This is a very cool change guys.  It seems like someone put A LOT of work into this; and I for one really like it.  It's dark....like my soul.


----------



## NielZ (Oct 5, 2002)

mmmmz, quite dark indeed...
And i see typing this message is horrable, white txt on a white background... :S


----------



## Sogni (Oct 5, 2002)

I kinda like the look overall - but the grey text on blue background is hurting my eyes (but then again I think I need glasses now).
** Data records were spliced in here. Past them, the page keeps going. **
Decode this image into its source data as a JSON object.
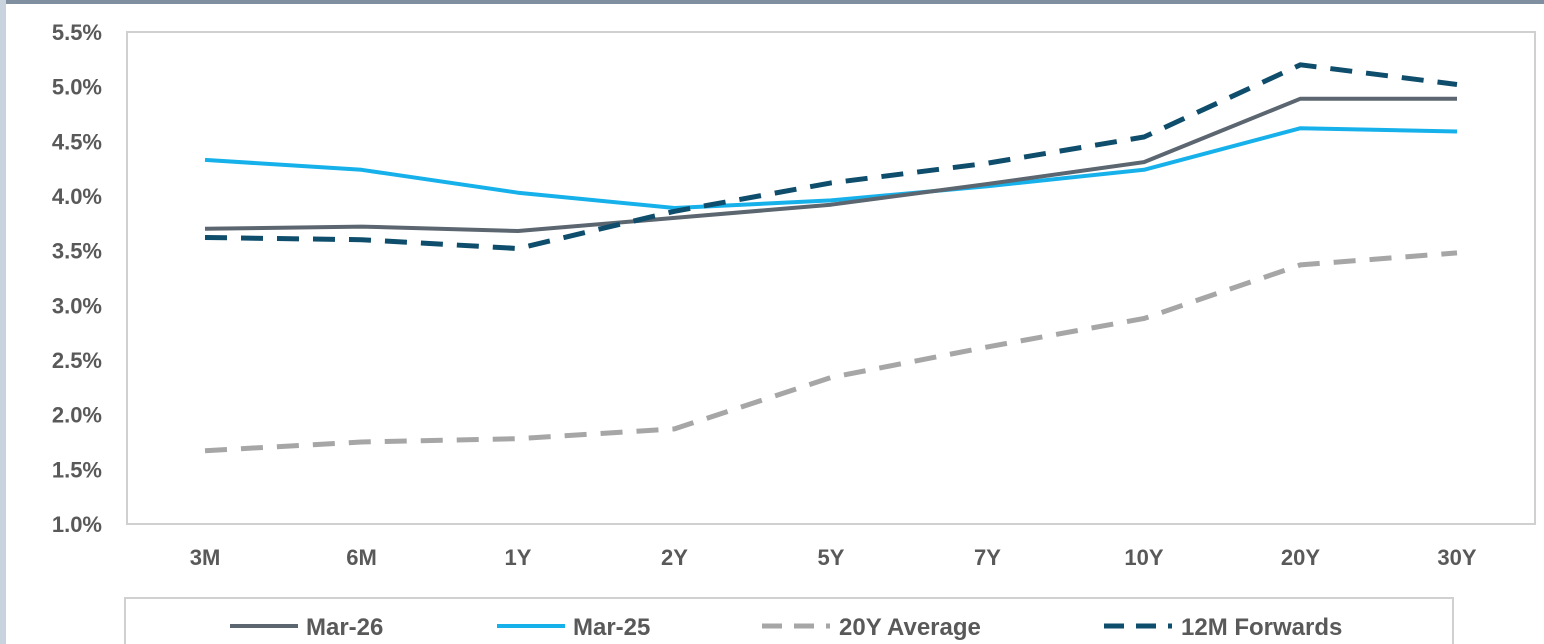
{
  "chart_data": {
    "type": "line",
    "title": "",
    "xlabel": "",
    "ylabel": "",
    "categories": [
      "3M",
      "6M",
      "1Y",
      "2Y",
      "5Y",
      "7Y",
      "10Y",
      "20Y",
      "30Y"
    ],
    "ylim": [
      1.0,
      5.5
    ],
    "yticks": [
      1.0,
      1.5,
      2.0,
      2.5,
      3.0,
      3.5,
      4.0,
      4.5,
      5.0,
      5.5
    ],
    "ytick_labels": [
      "1.0%",
      "1.5%",
      "2.0%",
      "2.5%",
      "3.0%",
      "3.5%",
      "4.0%",
      "4.5%",
      "5.0%",
      "5.5%"
    ],
    "grid": false,
    "legend_position": "bottom",
    "series": [
      {
        "name": "Mar-26",
        "values": [
          3.7,
          3.72,
          3.68,
          3.8,
          3.92,
          4.11,
          4.31,
          4.89,
          4.89
        ],
        "color": "#5b6670",
        "dash": "solid"
      },
      {
        "name": "Mar-25",
        "values": [
          4.33,
          4.24,
          4.03,
          3.89,
          3.96,
          4.09,
          4.24,
          4.62,
          4.59
        ],
        "color": "#16b1ea",
        "dash": "solid"
      },
      {
        "name": "20Y Average",
        "values": [
          1.67,
          1.75,
          1.78,
          1.87,
          2.34,
          2.62,
          2.88,
          3.37,
          3.48
        ],
        "color": "#a6a6a6",
        "dash": "dashed"
      },
      {
        "name": "12M Forwards",
        "values": [
          3.62,
          3.6,
          3.52,
          3.86,
          4.12,
          4.3,
          4.54,
          5.2,
          5.02
        ],
        "color": "#0e4d6b",
        "dash": "dashed"
      }
    ]
  }
}
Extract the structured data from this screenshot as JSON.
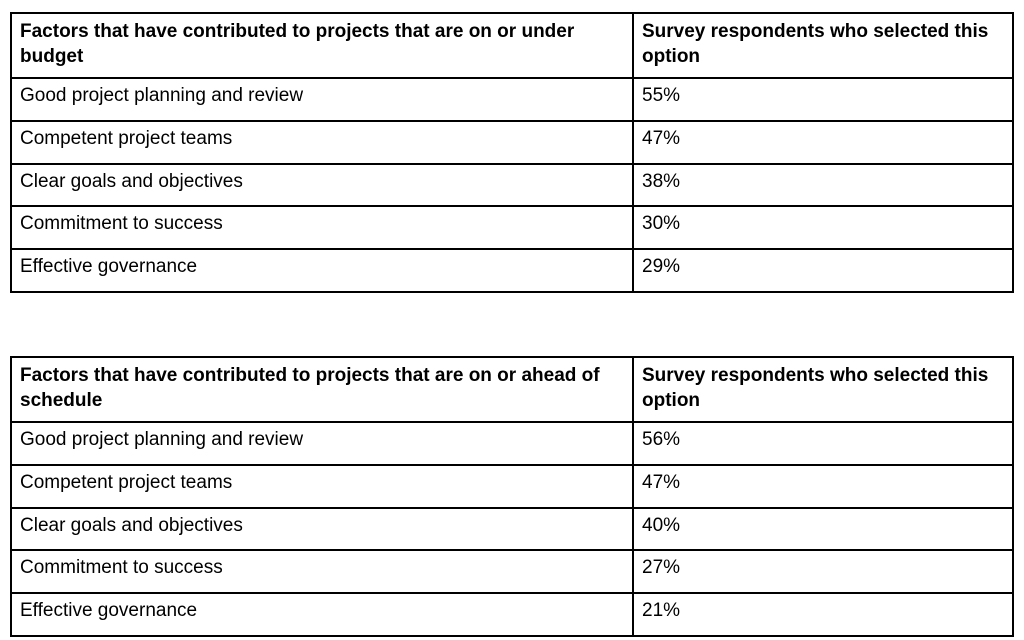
{
  "tables": [
    {
      "header": {
        "factor_label": "Factors that have contributed to projects that are on or under budget",
        "value_label": "Survey respondents who selected this option"
      },
      "rows": [
        {
          "factor": "Good project planning and review",
          "value": "55%"
        },
        {
          "factor": "Competent project teams",
          "value": "47%"
        },
        {
          "factor": "Clear goals and objectives",
          "value": "38%"
        },
        {
          "factor": "Commitment to success",
          "value": "30%"
        },
        {
          "factor": "Effective governance",
          "value": "29%"
        }
      ]
    },
    {
      "header": {
        "factor_label": "Factors that have contributed to projects that are on or ahead of schedule",
        "value_label": "Survey respondents who selected this option"
      },
      "rows": [
        {
          "factor": "Good project planning and review",
          "value": "56%"
        },
        {
          "factor": "Competent project teams",
          "value": "47%"
        },
        {
          "factor": "Clear goals and objectives",
          "value": "40%"
        },
        {
          "factor": "Commitment to success",
          "value": "27%"
        },
        {
          "factor": "Effective governance",
          "value": "21%"
        }
      ]
    }
  ],
  "colors": {
    "border": "#000000",
    "text": "#000000",
    "background": "#ffffff"
  }
}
It looks OK when printed - but that hardly happens... I think I prefer white text instead of this greyish blue if we're keeping the darker background.

Ack... my eyes... 

Maybe I'll end up playing with Mozilla's Appearance Colors to overide this. 
Yes, that bad.


----------



## Urbansory (Oct 5, 2002)

I like the look, but it is dark, and the font is a little hard on the eyes. I was shocked when i looked away to watch horsepower TV, then glance over and say, "what the hell" My eye works with the new look, spooky.


----------



## Greystroke (Oct 5, 2002)

my eyes hurt. but i do like the new look. it is just extremely hard to see what i'm typing. other than that it's great!


----------



## vanguard (Oct 5, 2002)

I like it better.  I can see it just fine.  Also, I like that I don't need to open a new window to reply and that the post counts are back.


----------



## BlingBling 3k12 (Oct 5, 2002)

The problem with the reply boxes is an IE problem... in mozilla, this is not a problem


----------